O dirigente da Mangueira citou o trabalho social realizado pela verde e rosa e o que a Liesa deve fazer nos próximos dias.

“Fizemos lives para ajudar a comunidade com cestas básicas e máscaras. Se a pandemia continuar será uma situação muito difícil. Mesmo que a Liga tente dar algum adiantamento vamos segurar um mês ou dois. Estamos numa encruzilhada muito grande. A Liesa está tentando ajudar e se sair vamos sobreviver mais uns meses. Fora isso, a gente precisa se reinventar. Conseguir receita, independente de qualquer negócio. Colocarmos a cabeça funcionar e pensarmos em algo”.

Elias Riche lamentou o momento vivido pelas escolas de samba e os funcionários que trabalham e vivem do carnaval.

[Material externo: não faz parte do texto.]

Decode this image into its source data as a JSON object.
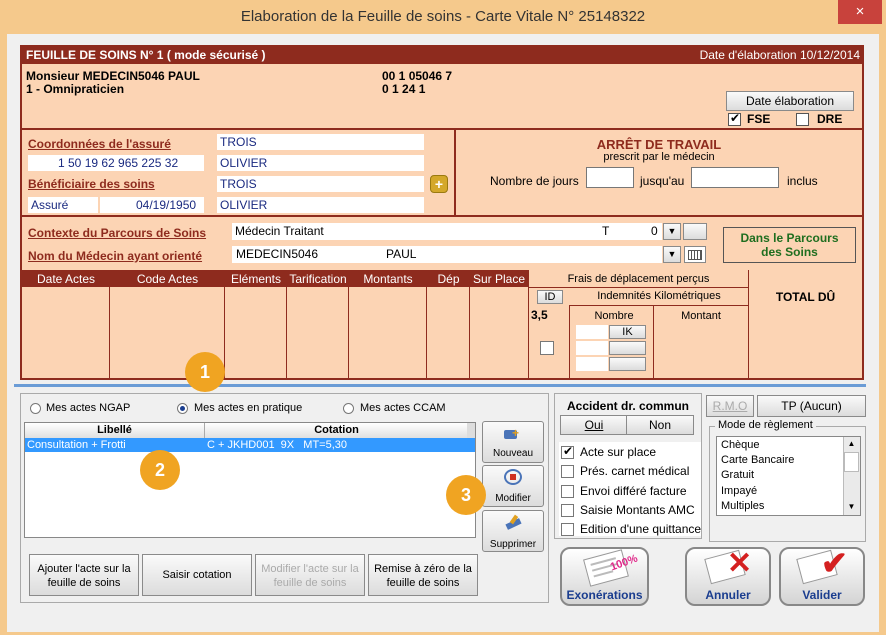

“É muito triste essa situação. Não sei qual é o caminho do carnaval. Cada escola tem uma diretriz. Sei que todo mundo está sem atividade. Todo mundo que trabalha com eventos está passando uma situação muito difícil. Temos que enfrentar e nos redescobrimos. Não é fácil encontrar o caminho, mas vamos tentar. Fico muito preocupado para não termos escolas enrolando bandeira (encerrando suas atividades). Vamos pedir ajuda aos mangueirenses para realizarmos uma mobilização em prol da Mangueira”.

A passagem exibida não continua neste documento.